Personal information
- Born: 9 October 2001 (age 24) Łódź, Poland
- Nationality: Polish
- Height: 1.77 m (5 ft 10 in)
- Playing position: Centre back

Club information
- Current club: Industria Kielce
- Number: 4

Youth career
- Years: Team
- 0000–2020: Anilana Łódź

Senior clubs
- Years: Team
- 2020–2023: Piotrkowianin Piotrków Trybunalski
- 2023–: Industria Kielce
- 2023–2025: → Corotop Gwardia Opole

National team ^{1}
- Years: Team / Apps / (Gls)
- 2021–: Poland / 50 / (119)

= Piotr Jędraszczyk =

Polish handball player (born 2001)

Piotr Jędraszczyk (born 9 October 2001) is a Polish handball player for Industria Kielce and the Polish national team.

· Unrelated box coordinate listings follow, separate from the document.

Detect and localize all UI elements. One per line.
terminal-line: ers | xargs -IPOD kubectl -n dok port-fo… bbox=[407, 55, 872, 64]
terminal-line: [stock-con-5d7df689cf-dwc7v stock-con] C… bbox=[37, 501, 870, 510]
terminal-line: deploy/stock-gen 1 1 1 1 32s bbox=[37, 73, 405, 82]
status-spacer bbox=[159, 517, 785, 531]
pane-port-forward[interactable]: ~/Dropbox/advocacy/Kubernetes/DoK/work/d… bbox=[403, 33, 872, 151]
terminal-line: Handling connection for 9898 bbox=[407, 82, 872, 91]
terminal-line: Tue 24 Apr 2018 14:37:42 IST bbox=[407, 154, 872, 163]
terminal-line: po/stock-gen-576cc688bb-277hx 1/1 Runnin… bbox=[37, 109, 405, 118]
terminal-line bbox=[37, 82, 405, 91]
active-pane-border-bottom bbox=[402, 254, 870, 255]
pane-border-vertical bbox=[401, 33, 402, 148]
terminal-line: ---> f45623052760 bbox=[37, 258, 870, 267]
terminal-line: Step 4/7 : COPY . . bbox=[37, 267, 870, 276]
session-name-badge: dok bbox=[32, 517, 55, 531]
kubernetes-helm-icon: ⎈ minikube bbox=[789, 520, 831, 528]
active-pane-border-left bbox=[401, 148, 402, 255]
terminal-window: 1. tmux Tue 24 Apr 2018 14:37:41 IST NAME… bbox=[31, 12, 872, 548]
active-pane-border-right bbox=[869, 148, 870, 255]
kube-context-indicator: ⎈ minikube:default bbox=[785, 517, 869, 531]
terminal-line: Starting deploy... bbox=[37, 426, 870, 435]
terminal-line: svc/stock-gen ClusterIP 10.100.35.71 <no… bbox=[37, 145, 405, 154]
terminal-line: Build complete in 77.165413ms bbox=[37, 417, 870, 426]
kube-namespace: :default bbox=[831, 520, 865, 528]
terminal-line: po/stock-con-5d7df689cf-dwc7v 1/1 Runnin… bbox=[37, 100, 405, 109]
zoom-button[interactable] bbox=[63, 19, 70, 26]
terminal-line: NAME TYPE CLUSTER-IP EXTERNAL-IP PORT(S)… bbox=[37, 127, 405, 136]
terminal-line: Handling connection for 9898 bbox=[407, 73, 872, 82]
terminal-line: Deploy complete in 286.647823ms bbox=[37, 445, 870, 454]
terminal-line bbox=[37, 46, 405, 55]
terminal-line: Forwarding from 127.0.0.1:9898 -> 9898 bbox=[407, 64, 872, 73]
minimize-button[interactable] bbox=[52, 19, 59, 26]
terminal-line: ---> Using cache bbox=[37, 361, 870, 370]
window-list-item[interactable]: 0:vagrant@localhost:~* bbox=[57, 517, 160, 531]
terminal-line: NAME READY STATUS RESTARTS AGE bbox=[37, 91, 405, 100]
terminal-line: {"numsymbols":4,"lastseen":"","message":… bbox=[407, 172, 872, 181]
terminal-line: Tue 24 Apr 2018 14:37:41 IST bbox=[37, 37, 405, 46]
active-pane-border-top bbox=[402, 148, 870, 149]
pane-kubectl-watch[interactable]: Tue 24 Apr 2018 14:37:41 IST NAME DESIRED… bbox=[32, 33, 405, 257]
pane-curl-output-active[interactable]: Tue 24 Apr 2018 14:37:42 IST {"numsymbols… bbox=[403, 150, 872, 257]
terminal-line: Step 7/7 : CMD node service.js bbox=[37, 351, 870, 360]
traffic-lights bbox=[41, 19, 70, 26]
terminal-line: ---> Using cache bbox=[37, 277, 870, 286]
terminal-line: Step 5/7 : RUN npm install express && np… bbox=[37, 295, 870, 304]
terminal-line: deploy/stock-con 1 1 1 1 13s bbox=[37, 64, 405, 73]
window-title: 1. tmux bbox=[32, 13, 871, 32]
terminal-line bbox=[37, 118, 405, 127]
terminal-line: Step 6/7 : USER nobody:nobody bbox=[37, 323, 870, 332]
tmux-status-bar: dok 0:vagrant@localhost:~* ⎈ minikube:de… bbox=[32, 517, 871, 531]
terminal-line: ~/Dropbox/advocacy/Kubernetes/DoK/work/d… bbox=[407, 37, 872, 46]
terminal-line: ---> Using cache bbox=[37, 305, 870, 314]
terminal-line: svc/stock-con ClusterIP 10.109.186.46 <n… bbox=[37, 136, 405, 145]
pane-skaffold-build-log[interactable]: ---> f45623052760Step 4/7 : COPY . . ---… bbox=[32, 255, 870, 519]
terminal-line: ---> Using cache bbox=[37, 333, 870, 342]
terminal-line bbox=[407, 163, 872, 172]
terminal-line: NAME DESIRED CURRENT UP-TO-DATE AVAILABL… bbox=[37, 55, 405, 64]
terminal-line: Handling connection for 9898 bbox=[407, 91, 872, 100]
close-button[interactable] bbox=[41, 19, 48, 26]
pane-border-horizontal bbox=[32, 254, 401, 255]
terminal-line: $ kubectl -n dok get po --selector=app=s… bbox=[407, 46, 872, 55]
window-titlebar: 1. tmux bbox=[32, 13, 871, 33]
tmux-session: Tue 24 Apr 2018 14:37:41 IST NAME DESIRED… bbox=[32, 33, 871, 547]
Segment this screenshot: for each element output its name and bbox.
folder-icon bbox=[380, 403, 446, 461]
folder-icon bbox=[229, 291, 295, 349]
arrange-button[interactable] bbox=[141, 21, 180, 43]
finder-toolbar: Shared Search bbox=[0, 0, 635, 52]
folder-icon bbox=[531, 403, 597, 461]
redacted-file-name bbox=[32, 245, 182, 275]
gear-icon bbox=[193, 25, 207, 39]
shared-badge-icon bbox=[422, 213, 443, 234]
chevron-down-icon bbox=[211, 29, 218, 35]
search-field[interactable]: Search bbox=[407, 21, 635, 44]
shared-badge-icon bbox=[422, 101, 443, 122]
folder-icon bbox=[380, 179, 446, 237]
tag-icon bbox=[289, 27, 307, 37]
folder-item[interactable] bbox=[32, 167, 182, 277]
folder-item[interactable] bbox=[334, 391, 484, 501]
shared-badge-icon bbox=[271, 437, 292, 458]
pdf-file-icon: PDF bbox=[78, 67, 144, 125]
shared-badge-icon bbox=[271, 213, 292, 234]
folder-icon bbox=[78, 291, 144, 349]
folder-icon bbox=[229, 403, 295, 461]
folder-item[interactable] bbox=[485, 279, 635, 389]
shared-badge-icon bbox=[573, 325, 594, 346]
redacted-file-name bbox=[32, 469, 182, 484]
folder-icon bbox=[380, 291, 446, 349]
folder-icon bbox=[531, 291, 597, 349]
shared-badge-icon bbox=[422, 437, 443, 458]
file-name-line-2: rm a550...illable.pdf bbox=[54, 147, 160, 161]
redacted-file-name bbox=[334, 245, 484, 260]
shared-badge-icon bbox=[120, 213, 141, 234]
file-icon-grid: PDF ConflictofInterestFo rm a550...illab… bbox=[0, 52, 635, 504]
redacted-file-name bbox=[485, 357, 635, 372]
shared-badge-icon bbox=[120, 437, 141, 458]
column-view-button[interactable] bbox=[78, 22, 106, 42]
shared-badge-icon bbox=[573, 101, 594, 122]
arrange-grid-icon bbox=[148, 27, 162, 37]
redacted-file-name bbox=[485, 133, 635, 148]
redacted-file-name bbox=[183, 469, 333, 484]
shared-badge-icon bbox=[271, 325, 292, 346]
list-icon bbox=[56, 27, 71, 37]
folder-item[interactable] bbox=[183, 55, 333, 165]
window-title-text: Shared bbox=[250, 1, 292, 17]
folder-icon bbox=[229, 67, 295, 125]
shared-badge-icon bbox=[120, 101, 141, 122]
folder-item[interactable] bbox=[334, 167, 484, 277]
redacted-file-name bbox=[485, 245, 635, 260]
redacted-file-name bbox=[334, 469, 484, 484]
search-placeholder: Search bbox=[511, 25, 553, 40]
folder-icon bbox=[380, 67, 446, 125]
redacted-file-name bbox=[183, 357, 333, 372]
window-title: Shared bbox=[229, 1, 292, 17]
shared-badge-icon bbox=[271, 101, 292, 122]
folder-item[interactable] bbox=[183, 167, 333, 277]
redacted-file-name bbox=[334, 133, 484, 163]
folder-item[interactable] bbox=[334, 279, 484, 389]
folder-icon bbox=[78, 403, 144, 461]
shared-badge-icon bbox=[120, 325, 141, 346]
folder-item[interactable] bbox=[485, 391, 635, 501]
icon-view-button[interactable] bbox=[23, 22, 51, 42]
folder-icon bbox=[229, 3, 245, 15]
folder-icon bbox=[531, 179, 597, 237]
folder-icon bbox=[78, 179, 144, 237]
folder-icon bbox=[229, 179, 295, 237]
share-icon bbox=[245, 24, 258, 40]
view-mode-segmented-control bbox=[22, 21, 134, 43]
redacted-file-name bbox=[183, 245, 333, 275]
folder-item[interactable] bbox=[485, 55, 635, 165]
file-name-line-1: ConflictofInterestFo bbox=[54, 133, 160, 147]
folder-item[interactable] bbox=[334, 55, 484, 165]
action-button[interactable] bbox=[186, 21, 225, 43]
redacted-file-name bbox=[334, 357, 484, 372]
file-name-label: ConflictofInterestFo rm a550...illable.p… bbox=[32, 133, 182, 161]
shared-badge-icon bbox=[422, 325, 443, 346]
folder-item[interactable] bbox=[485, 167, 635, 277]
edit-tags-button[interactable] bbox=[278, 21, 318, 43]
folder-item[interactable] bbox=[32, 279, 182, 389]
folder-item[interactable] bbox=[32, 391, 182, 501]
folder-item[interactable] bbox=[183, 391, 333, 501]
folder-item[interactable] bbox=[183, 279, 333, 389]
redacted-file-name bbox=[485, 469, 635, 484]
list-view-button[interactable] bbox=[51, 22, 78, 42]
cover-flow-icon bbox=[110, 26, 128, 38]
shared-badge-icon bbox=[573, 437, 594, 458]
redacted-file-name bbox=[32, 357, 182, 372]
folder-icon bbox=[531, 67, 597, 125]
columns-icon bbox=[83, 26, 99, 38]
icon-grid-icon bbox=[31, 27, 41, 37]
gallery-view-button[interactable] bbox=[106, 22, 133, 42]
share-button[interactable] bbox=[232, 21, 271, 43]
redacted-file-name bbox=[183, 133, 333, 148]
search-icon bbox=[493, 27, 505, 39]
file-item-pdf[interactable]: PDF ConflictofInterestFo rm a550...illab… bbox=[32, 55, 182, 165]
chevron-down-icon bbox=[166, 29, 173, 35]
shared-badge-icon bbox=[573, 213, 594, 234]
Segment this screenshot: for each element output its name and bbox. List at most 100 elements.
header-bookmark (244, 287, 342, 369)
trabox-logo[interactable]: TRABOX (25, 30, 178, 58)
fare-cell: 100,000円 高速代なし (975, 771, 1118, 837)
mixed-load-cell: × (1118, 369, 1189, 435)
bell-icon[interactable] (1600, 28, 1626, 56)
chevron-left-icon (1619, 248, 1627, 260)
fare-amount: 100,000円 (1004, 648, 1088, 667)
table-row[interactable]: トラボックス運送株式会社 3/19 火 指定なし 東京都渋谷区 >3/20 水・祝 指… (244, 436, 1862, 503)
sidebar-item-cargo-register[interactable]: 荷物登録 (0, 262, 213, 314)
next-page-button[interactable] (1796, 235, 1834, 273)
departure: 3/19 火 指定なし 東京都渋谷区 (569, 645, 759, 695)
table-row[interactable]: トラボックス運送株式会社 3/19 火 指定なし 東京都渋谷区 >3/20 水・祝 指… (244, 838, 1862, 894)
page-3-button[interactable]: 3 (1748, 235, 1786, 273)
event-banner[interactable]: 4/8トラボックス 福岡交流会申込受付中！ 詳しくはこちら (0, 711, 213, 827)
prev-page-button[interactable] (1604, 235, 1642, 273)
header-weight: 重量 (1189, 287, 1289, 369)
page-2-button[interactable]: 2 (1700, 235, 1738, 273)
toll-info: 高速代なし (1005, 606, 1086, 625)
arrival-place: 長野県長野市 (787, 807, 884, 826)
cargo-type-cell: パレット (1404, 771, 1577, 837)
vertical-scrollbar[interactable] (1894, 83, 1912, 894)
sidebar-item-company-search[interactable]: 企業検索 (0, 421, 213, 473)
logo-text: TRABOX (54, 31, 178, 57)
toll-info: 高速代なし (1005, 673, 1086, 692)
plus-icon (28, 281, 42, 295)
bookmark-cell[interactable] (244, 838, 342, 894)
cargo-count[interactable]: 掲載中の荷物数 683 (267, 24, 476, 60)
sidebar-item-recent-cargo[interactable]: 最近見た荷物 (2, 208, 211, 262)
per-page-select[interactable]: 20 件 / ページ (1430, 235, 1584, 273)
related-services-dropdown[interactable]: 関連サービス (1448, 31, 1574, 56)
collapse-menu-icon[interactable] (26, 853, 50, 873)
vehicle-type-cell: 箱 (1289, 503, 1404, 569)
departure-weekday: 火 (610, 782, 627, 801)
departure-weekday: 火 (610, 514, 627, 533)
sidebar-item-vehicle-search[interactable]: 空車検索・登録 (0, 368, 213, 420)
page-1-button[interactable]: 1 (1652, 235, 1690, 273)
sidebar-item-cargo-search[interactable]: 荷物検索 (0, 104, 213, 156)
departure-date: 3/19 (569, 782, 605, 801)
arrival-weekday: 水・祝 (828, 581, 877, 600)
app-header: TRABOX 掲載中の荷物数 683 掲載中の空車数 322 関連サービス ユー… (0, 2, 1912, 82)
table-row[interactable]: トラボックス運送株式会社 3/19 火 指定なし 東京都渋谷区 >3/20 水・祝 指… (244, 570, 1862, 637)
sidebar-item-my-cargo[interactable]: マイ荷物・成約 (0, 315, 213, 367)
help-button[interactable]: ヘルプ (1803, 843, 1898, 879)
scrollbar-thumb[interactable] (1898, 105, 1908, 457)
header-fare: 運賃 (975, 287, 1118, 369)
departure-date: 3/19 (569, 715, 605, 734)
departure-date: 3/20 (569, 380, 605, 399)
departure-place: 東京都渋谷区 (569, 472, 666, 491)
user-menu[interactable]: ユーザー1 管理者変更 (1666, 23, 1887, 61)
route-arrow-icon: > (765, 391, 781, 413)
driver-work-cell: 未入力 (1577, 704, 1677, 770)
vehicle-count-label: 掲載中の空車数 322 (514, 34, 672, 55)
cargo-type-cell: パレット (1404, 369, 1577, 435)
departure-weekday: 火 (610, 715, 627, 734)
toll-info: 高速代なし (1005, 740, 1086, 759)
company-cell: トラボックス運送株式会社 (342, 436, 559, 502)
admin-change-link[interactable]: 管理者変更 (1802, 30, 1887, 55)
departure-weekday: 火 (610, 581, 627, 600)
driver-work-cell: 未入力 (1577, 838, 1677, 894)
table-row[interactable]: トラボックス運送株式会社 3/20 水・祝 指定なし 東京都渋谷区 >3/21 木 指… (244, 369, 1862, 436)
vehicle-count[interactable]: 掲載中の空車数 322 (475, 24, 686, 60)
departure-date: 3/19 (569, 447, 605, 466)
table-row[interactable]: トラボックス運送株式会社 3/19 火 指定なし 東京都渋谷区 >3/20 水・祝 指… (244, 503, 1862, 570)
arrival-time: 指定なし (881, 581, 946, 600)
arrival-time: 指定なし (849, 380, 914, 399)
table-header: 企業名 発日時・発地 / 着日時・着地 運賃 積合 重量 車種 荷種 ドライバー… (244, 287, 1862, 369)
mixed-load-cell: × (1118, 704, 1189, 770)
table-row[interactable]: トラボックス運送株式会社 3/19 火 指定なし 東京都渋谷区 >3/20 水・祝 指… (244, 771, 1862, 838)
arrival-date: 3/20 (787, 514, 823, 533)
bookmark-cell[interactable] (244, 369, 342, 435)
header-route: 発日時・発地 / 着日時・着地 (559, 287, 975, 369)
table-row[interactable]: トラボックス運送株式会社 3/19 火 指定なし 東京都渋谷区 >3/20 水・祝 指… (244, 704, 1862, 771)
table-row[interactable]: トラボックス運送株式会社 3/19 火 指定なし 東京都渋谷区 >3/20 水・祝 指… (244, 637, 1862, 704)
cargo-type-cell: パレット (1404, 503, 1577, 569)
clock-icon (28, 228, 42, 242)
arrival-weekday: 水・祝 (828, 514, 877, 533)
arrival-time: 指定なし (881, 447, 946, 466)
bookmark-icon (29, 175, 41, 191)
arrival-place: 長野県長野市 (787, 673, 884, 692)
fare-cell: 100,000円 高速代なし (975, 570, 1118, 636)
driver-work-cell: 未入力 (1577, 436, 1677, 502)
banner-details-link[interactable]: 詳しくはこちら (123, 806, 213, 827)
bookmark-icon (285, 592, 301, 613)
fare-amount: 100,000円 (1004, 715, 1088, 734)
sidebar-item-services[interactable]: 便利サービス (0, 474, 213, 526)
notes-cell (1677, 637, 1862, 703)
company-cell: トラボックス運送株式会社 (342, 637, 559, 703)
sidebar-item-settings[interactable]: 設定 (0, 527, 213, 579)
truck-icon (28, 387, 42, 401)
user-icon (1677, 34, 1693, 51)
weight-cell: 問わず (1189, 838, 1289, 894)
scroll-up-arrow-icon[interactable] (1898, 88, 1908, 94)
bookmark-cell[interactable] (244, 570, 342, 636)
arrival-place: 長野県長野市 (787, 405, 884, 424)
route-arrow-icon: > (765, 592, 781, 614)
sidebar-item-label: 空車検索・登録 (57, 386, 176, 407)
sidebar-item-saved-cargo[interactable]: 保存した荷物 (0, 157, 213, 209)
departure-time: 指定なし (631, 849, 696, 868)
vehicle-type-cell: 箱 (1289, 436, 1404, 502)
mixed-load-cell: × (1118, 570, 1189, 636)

He started playing handball in his hometown at Anilana Łódź, where he played in the Polish 2nd tier in the 2018/19 and 2019/2020 seasons. In 2020 he joined Piotrkowianin Piotrków Trybunalski. For the 2023/2024 he signed for Polish champions Industria Kielce on a four year deal, but was immediately loaned to league rivals Gwardia Opole for the season.

He debuted on the Polish national team on December 28th 2021 in a 26-30 home field defeat to Tunisia.